Cette souscription publique a recueilli la somme de 1259.87 francs qui ont été versés à la Perception
Ci dessous récépissé de versement de ladite somme.
recepisse
  • Le 21 aout 1904, le PLM fournit au Conseil un plan de la halte, le Conseil l'approuve, et donne son accord pour le début des travaux.
  • Le 19 février 1905 le Conseil fixe au 22 mai 1905 la "fête de la halte", avec concert donné par les "Trompettes de Pougues".

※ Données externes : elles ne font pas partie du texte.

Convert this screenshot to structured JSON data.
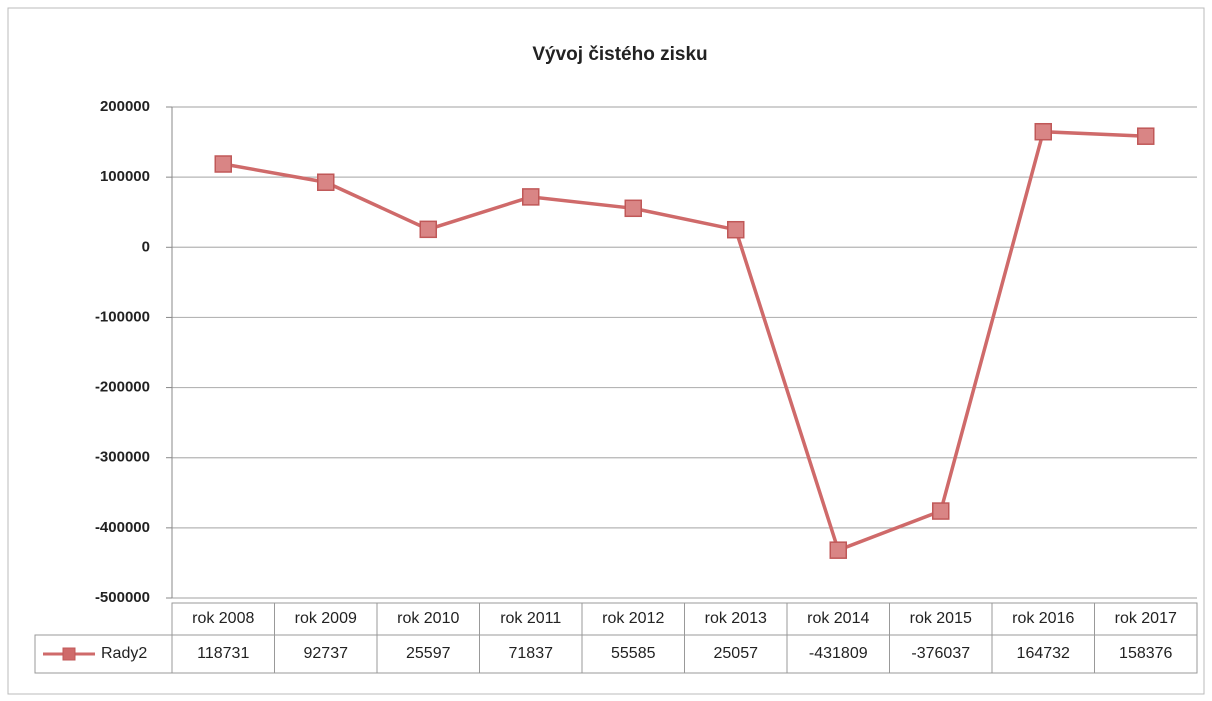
{
  "chart_data": {
    "type": "line",
    "title": "Vývoj  čistého zisku",
    "categories": [
      "rok 2008",
      "rok 2009",
      "rok 2010",
      "rok 2011",
      "rok 2012",
      "rok 2013",
      "rok 2014",
      "rok 2015",
      "rok 2016",
      "rok 2017"
    ],
    "series": [
      {
        "name": "Rady2",
        "color": "#cf6a6a",
        "values": [
          118731,
          92737,
          25597,
          71837,
          55585,
          25057,
          -431809,
          -376037,
          164732,
          158376
        ]
      }
    ],
    "ylim": [
      -500000,
      200000
    ],
    "yticks": [
      -500000,
      -400000,
      -300000,
      -200000,
      -100000,
      0,
      100000,
      200000
    ],
    "grid": true
  }
}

  • Le 30 août 1912,le Conseil, en raison du flux circulant par la halte de Tronsanges, le Conseil envisage  la création d'un bureau de poste à Tronsanges, à proximité de la halte.
  • le 22 février 1914, le Conseil municipal  décide de fixer la fête de la halte au 15 mars de chaque année.
  • Le 10 août 1924, le Conseil donne un avis favorable à la construction d'un local pour entreposer les bagages et les cycles.